The Pueblo District Attorney’s office has been appointed to investigate a formal complaint that a political ad by Congressman Doug Lamborn’s campaign broke the law when it criticized a bank co-founded by Lamborn’s political opponent.
That’s according to Lee Richards, spokeswoman for Colorado Springs District Attorney Dan May, of the 4th Judicial District.
Bill Thiebaut, the 10th Judicial District Attorney, was handed the case by the Colorado District Attorneys’ Council. That was after a formal written complaint was dropped off at May’s office.
May has endorsed Lamborn in the past, and so it would have been a conflict of interest for him to investigate the congressman’s campaign. So May handed the complaint to the Council, said Richards.
At the center of the complaint is Integrity Bank and Trust, which was co-founded by Robert Blaha, Lamborn’s opponent in the Republican primary for the 5th Congressional District. Lamborn’s campaign accused Integrity in a campaign ad of being below average, which the bank says is not true.
It’s not yet clear who wrote the complaint. Thiebaut’s office did not return phone calls for comment.
At issue is whether Lamborn used falsehoods to undermine the bank.
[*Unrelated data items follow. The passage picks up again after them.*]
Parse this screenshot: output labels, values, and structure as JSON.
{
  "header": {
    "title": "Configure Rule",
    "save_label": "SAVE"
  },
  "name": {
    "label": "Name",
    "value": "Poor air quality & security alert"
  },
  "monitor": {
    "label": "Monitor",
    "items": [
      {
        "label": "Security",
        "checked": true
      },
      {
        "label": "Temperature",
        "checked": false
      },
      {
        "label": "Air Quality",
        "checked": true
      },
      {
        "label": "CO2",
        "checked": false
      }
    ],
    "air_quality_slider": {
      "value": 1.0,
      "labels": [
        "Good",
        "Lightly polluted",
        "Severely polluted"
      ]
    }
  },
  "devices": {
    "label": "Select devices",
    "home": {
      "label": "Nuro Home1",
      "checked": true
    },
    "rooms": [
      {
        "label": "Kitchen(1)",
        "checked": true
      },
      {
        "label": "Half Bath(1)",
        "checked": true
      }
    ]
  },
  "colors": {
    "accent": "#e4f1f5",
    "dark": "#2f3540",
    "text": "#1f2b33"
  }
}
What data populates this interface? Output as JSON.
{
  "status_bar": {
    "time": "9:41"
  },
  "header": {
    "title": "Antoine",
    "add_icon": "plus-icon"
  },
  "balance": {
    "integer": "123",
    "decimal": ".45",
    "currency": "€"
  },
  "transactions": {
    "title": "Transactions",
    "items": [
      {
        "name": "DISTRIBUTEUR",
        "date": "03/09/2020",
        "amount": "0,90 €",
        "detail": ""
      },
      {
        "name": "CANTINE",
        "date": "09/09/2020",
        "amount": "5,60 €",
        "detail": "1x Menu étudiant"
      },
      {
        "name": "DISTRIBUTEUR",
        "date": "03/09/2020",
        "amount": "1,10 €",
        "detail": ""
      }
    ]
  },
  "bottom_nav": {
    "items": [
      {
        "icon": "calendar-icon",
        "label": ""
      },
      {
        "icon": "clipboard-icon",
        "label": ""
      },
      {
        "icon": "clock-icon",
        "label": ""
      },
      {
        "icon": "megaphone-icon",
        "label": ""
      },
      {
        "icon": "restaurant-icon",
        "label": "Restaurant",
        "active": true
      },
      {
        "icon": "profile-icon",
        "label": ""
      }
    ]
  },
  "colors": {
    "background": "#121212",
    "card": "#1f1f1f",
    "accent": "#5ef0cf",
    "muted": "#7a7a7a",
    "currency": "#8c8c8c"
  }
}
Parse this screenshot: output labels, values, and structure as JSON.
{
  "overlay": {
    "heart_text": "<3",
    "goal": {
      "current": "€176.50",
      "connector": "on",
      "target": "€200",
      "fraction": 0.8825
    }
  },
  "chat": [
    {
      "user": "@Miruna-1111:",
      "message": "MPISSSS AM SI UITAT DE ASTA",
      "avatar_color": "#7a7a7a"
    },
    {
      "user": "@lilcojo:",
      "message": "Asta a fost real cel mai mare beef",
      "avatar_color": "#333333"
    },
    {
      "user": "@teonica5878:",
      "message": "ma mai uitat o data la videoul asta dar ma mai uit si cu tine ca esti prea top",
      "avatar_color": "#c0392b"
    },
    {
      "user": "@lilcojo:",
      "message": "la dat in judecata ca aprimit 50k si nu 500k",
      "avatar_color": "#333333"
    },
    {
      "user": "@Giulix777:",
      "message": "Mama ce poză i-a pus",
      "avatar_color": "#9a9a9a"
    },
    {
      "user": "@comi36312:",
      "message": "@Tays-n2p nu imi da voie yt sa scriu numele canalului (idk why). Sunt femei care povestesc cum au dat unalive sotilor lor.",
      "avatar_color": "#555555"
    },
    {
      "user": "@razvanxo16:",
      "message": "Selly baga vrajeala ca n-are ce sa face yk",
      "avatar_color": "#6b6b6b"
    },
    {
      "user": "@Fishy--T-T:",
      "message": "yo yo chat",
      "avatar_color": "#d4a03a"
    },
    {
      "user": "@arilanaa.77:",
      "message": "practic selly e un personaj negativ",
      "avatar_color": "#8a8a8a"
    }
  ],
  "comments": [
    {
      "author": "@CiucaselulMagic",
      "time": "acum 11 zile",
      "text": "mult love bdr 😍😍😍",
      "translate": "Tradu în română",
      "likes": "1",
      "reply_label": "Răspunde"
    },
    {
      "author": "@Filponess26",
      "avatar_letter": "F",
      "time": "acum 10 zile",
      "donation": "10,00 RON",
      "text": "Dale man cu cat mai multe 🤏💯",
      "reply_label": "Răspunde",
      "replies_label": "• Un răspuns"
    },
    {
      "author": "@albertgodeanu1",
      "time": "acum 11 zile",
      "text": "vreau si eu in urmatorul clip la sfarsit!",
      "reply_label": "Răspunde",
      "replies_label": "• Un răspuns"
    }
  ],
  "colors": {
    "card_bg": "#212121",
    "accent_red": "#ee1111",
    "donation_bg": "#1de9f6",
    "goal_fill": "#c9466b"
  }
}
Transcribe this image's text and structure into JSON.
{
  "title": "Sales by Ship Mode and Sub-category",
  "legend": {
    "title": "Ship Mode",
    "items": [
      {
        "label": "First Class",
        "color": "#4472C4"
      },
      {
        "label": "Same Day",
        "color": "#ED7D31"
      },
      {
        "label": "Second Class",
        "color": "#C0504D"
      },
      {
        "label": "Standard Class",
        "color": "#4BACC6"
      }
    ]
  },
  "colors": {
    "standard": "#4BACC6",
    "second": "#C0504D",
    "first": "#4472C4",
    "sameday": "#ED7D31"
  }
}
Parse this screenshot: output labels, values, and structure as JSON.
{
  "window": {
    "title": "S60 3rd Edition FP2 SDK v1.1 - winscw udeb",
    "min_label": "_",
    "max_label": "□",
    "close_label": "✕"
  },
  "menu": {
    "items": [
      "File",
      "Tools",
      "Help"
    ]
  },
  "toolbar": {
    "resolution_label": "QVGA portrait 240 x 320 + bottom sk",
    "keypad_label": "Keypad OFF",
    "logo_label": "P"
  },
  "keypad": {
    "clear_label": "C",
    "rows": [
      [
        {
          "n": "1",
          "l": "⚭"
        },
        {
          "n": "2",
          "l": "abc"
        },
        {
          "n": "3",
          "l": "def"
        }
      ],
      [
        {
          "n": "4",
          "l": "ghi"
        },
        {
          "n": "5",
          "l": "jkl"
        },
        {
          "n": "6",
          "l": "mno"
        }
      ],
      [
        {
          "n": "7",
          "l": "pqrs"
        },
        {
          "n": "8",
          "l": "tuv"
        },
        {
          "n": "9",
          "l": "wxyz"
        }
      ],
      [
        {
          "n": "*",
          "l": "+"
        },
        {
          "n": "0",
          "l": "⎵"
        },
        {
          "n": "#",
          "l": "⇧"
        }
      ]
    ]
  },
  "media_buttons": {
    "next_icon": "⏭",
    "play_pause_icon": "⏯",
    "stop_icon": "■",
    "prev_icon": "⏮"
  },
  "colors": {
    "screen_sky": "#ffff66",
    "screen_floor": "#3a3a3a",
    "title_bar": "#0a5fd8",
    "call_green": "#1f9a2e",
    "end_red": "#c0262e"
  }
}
The ad, titled ‘Honor,’ alleges that Integrity Bank and Trust, which Blaha helped start, is “one of the worst in the region.” The campaign’s Website, www.theblaharecord.com, says the bank is “below average.”
But the Lamborn campaign’s basis for the claim, www.bankrate.com, said the bank ‘exhibited a generally satisfactory condition’ at the beginning of the year.
Colorado statutes make it illegal to spread false information about banks that undermines consumer confidence, and Integrity claims Lamborn’s commercial could hurt its reputation. Integrity sent Lamborn a letter that cited Colorado law and said the campaign has committed a misdemeanor, which is punishable by up to a year in jail and a $1,000 fine.
Lamborn spokeswoman Catherine Mortensen said in an email that the development is “a baseless charge going nowhere.”
Mortensen said the campaign has made it clear that “Honor” referred to Integrity’s past performance, but doesn’t include its current rating.
“This is not the first time Mr. Blaha has abused the process,” Mortensen wrote. “A similar, equally bogus allegation from Mr. Blaha was dismissed as groundless. This one will be, also.”
Blaha, however, noted that he was not the one who had made the allegation in the first place, and said he was not the one who had filed the complaint. Rather, it was Integrity that wrote to Lamborn’s campaign and said it was illegal to defame a bank.
“If the congressman has nothing to be concerned about, then he shouldn’t be overreacting to citizens executing their constitutional rights,” Blaha said. “The news that a special prosecutor has been appointed appears to be consistent with what the law says.”
Mortensen said Lamborn’s campaign has not been contacted by either District Attorneys Thiebaut or May.
Integrity’s attorney, Daniel Crabtree, declined to comment for this story.